Gaziantep FK’nın böyle bir duruma düşeceğini devre arasında öngörmüş, defalarca uyarmıştık. Bu hafta bir kez daha görüyoruz ki söylediklerimiz tek tek çıkmaya başlıyor. Nitekim bunu söylemek hoşuma gitmiyor; ama biz demiştik.
Kasımpaşa maçında rakip takım on kişi kalarak Gaziantep FK’nın işini de kolaylaştırıyor. Akabinde Gaziantep FK golü de bularak skor avantajını ele geçiriyor. Lakin rakip takım on kişi olmasına rağmen reaksiyon vererek ilk yarı bitimine yakın attığı golle beraberliği yakalıyor. Maxim’in hasta olması nedeniyle ancak 61. Dakikada oyuna girebiliyor. Aynı dakikada ise Recep’in yerine tam bir kabus olan El Messaoudi oyuna giriyor. Bu adam bu zamana kadar ne katkı vermiş ki hâlâ medet umuluyor anlamıyorum. Gerçi baktığın zaman elde oyuncu da yok, lakin yine de bu hamle yapılacak bir oyuncu değil.
Elde oyuncu olmamasının sorumluları ise yine yönetim ve Erol hocadır. Çünkü; transfere ihtiyaç olmadığını onlar savundular. Oyuncuların sakatlık durumları olsun, kart cezalısı durumları olsun mutlaka alternatifler olması gerektiğine defalarda değindik. Lakin hiçbir önlem alınmadı. Buna rağmen Türkiye kupası ve ligde zirveye oynayacaklarını söylediler. Bu işler söylemekle olmaz, icraat gerekirdi. Şimdi yapacağınız tek şey ligde tutunmak olacaktır. Gerçi ligde kalmayı başarı zanneden bir anlayış ile karşı karşıyayız. Ne yazık…
Erol hoca maç sonu yaptığı açıklamalar tam bir fiyasko. Yahu hocam ne yapmaya çalışıyorsunuz. Takım kazanınca sosyal platformlarda şovunuzu yapıyor, kaybedince basın açıklamalarında sürekli oyunculara ya da takım içinde sorunlara değiniyorsunuz. Böyle bir şey olabilir mi? Bunu gören yönetim hocaya neden bir şey demiyor.
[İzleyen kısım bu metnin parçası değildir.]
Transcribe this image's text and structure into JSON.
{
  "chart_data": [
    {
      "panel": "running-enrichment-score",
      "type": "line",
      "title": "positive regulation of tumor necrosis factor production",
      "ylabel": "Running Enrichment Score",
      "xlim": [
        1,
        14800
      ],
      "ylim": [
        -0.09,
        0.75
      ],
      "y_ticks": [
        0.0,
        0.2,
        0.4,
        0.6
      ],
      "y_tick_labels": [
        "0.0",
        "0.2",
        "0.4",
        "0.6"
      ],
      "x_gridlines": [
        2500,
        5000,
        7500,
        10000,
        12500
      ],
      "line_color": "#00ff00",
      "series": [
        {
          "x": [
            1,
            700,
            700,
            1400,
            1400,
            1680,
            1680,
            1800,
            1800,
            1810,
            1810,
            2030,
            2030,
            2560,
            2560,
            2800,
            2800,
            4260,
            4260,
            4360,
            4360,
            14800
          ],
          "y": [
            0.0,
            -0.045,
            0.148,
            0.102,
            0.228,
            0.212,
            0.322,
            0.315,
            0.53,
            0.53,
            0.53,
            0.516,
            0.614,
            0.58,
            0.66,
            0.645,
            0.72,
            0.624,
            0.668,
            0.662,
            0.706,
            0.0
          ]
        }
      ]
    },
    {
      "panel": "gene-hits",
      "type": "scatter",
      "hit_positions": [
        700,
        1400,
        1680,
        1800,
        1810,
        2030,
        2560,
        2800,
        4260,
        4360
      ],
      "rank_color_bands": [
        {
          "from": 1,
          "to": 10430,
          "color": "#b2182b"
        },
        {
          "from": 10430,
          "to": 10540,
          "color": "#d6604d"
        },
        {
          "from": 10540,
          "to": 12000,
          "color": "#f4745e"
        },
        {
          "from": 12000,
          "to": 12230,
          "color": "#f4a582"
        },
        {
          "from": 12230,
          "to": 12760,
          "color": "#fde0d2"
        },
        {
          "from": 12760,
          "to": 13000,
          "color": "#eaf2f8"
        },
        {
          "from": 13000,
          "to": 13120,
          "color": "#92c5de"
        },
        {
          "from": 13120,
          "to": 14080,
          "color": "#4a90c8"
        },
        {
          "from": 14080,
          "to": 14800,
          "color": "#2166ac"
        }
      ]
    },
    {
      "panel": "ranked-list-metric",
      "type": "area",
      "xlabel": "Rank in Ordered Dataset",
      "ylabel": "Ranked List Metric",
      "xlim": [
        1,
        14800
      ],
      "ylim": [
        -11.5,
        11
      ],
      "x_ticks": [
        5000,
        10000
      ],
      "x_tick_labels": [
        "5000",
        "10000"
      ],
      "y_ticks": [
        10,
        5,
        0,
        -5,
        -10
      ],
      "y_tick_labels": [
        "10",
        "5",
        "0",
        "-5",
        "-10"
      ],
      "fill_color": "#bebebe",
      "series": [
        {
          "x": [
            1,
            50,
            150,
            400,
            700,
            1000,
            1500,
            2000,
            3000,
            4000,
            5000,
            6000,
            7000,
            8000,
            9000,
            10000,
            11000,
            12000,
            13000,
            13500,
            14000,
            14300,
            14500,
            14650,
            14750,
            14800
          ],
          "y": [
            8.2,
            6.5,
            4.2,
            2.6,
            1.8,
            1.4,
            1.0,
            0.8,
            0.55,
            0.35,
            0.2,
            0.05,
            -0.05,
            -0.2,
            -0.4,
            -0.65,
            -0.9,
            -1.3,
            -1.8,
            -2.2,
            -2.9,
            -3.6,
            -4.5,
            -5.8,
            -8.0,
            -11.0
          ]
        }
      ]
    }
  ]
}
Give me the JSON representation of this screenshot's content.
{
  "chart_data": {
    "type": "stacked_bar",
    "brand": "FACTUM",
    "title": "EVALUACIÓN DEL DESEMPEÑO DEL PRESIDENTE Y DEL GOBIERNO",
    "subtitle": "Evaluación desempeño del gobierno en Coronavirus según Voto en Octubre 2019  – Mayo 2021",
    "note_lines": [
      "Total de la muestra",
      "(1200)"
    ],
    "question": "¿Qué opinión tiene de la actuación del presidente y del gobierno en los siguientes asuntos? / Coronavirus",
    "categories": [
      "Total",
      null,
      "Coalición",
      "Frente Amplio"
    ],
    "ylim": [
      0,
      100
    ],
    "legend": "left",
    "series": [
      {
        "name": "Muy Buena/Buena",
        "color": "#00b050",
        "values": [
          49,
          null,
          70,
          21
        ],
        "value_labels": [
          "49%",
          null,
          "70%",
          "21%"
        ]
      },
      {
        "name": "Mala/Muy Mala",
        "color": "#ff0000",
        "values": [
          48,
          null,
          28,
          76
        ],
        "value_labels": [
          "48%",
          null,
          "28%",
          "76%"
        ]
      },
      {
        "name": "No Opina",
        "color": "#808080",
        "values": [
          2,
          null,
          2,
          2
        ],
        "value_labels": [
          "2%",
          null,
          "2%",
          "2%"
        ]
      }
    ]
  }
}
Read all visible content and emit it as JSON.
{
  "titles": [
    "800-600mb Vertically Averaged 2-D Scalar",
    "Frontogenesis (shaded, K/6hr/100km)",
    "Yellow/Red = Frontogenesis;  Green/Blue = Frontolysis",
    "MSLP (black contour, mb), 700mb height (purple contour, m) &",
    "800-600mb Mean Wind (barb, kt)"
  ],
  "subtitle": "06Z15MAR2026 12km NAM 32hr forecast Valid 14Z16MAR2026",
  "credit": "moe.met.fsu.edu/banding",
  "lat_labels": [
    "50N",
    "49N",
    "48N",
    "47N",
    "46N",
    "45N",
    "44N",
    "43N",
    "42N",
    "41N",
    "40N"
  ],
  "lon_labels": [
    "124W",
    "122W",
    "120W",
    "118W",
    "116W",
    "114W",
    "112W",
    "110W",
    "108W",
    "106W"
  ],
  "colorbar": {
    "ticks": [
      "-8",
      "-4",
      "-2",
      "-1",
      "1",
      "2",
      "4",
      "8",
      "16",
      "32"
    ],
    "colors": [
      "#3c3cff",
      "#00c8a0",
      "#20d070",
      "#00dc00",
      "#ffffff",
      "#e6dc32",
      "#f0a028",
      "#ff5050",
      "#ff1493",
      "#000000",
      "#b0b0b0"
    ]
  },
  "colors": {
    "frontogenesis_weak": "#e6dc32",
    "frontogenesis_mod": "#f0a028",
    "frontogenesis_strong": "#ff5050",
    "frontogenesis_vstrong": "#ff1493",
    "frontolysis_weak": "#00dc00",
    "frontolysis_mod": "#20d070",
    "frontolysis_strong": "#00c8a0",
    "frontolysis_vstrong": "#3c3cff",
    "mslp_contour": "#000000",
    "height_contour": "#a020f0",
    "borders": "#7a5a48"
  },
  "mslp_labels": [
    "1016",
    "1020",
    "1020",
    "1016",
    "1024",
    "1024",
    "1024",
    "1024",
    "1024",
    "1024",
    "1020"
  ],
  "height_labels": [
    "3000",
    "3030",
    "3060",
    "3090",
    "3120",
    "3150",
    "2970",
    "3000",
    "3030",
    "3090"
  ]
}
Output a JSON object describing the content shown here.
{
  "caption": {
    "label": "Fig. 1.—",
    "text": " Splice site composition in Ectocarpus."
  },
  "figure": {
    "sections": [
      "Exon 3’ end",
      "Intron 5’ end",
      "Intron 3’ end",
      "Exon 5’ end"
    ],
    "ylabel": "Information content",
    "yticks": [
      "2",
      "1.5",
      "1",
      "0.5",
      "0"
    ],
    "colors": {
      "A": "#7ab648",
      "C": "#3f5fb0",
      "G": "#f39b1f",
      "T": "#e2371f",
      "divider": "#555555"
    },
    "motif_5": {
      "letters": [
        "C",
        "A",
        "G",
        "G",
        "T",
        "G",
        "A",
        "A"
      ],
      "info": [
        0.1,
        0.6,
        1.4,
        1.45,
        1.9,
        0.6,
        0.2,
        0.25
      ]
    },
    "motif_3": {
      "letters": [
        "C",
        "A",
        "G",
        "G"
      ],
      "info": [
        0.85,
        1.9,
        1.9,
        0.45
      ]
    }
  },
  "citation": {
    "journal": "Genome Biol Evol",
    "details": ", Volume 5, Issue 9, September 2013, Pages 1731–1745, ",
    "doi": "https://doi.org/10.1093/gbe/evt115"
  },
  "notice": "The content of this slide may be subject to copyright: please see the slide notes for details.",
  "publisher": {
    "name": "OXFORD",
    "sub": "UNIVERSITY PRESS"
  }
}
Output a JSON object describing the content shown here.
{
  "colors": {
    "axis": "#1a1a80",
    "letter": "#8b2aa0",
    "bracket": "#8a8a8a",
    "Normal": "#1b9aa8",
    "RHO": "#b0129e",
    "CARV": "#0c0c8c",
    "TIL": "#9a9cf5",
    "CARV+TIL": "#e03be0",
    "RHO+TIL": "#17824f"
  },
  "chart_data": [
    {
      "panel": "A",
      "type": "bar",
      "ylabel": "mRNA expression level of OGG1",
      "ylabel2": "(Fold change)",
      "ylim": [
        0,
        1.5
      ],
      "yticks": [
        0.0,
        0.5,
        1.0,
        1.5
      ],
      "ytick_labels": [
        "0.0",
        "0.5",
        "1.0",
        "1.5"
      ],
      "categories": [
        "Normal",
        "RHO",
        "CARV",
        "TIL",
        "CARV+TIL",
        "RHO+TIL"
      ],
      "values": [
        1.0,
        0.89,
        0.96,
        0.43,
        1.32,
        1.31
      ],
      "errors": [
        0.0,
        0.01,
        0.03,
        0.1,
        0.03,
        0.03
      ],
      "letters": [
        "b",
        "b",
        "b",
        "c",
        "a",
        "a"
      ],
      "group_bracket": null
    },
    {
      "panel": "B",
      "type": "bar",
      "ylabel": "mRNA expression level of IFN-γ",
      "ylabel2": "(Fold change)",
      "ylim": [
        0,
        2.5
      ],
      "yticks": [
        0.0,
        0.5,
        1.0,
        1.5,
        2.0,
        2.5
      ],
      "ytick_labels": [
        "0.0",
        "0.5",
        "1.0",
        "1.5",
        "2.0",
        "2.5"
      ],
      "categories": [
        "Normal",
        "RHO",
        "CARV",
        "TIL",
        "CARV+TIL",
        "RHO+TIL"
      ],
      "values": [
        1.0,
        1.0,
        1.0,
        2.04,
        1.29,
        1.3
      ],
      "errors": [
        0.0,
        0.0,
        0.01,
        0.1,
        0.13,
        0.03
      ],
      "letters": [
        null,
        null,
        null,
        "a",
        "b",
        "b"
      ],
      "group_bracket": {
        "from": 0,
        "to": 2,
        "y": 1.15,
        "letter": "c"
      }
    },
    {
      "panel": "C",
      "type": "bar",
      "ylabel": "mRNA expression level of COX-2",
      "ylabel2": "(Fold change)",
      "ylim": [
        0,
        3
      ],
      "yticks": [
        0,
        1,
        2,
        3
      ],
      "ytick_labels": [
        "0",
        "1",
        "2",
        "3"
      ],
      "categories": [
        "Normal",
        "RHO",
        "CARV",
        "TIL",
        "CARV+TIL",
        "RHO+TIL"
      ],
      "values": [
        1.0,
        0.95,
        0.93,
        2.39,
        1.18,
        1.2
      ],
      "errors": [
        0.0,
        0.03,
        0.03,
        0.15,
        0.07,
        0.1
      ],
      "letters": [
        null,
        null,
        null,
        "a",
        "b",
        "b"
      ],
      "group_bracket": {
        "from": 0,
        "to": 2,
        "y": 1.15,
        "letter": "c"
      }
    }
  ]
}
Djiboloji kırmızı kart görerek işleri zorlaştırmış olabilir. Lakin Kasımpaşa’nın 22. Dakikada on kişi kaldığını, bu haliyle de gol attığını unutmayalım. Üstelik Djiboloji takımı eksik bırakmadı, takımı sayı olarak eşitledi. Erol hoca bir günahkar arıyorsa, kendisinden başlamalı. Yönetime transfer için bastıracağına yeterli görmeyecekti. Eğer yeterli gördüyse de her kaybettiği maçta takıma ve oyuncular olumsuz sözler sarf etmeyecek. Eğer ki varsa bir sorun, dediği gibi kendi içlerinde halledecekler. Lakin bunu çıkıp basın açıklamasında söyleyerek yapmayacak.
Yönetim bu konuda Erol BULUT’u kesin bir tavırla uyarmalıdır. Kazanınca her şey gül gülistanlık, kaybedince “nedenlerini biliyorum ama bunu kendi içimizde çözeceğiz” gibi sözlerle ihaleyi başka bir yere yıkıyor. Böyle bir şey kabul edilemez. Kaldı ki Erol hoca bunu alışkanlık hale getirmeye başladı. Birilerinin bunu görmesi, net bir şekilde uyarması gerekmektedir. Sonra yine biz demiştik demek zorunda kalmayalım.
Ligde -sözde üst sıralara oynamak istediklerini- söyleyen yönetim ve takımın hocası alt sıralarda yerini koruyarak bunu başarı zannediyor. Zaten bu kadro ve oyun anlayışıyla da olacağı bundan ötesi olamazdı. Bunu nedense göremeyen ya da görmek istemeyen Cevdet Başkan ile Erol hoca oldu. Kadronun yeterli olduğunu söyleyerek, kimleri kandırıyorsunuz bilmem ama bizleri kandıramadığınızı bir kez daha bildirmek isterim.